LULU GARCIA-NAVARRO, HOST:
American bases in Russian hands, Civilians fleeing, Kurdish fighters saying they have been betrayed. What is happening in northern Syria after the U.S. withdrawal is being described as nothing short of chaos, according to new reporting from the region. Overnight, there were reports that the Kurdish-led Syrian Democratic Forces plan on pulling away from the border with Turkey. Meanwhile, Defense Secretary Mike Esper said U.S. forces leaving Syria will go to western Iraq. I spoke earlier with Dion Nissenbaum, The Wall Street Journal correspondent in Beirut, about what's been happening in Syria since the U.S. troop withdrawal.
DION NISSENBAUM: Our reporting has shown some sort of remarkable moments where Kurdish families have sought shelter at the main U.S. base in Syria. We got some video of them appealing to them for help and being turned away. A few days after that, as Turkish-backed Syrian fighters moved in, the U.S. had to use Apache helicopters and jet fighters to fly over them to intimidate them from coming closer. And the Kurdish fighters were so spooked that they torched their part of the base and fled. And then the U.S. forces had to leave. And they had to take this remarkable step of calling in airstrikes to destroy an ammo dump and other parts of their own base, which had served as the headquarters for the anti-Islamic State campaign for the last few years. And so our reporting just kind of showed a remarkable - I thought - moment for the U.S. campaign sort of collapsing on itself.

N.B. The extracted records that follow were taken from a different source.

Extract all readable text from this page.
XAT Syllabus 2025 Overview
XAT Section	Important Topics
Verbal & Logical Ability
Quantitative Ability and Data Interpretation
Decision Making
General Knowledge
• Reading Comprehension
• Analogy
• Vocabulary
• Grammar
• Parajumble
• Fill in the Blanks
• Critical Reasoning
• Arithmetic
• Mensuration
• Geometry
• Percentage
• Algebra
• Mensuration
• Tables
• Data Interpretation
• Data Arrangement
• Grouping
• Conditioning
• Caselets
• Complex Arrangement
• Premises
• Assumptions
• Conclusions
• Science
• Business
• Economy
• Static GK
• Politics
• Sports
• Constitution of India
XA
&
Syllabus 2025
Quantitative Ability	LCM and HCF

GARCIA-NAVARRO: You report that we are now seeing Russian forces in these former U.S. bases.
NISSENBAUM: Yeah. This is the other thing that's happening is - as the U.S. has withdrawn from some of these smaller bases that are sort of in the crossfire. They abandoned one at a town called Manbij, which had sort of been the epicenter of U.S. efforts to broker a deal between Turkey and the Kurdish fighters that they fought with against Islamic State. They had to abandon that last week. And soon after they did, Syrian and Russian forces moved in. And a Russian reporter who was traveling with them took this videotape of himself going around and looking at the Krispy Kreme donut boxes and the Pringles that were left. It was another sort of remarkable, you know, symbolic moment about the change in power and in Syria and the region.
GARCIA-NAVARRO: Yeah. Why does that matter? Russia and Iran are already in Syria. How does this withdrawal change the equation?
NISSENBAUM: I think for America, the thousand troops there sort of served as at least a symbolic signal that the U.S. wasn't going to withdraw from the region, that we still have interests there that we were going to use our American forces to try and preserve. And the main one has been fighting Islamic State and making sure that they wouldn't be able to regain a foothold. And that's primarily what the U.S. has been focused on. And sort of all of these aims the U.S. has tried to achieve in Syria, whether it's trying to contain Iran's influence or blunt Russia's interests there, they're all sort of retreating now along with the U.S. forces.
GARCIA-NAVARRO: So where do things stand now? Does it look like this fighting will continue and this area will become just another contested area in the Syrian civil war?
NISSENBAUM: I think you're potentially seeing the end game here for the war. This has been one of the last sections that's been able to establish some sort of autonomy from Assad. There is supposed to be some conversations this coming week with President Erdogan and President Putin to try and sort of carve up northeastern Syria.
GARCIA-NAVARRO: And the United States isn't part of that.
NISSENBAUM: That's right. This is, you know, the president - Trump sent out a tweet when he announced this, basically saying we're out of there. Now it's up to Russia, Iran, Turkey, Syria and everybody in the region to figure out how they want to solve this for themselves.
GARCIA-NAVARRO: That's Dion Nissenbaum joining us from Lebanon. Thank you so much.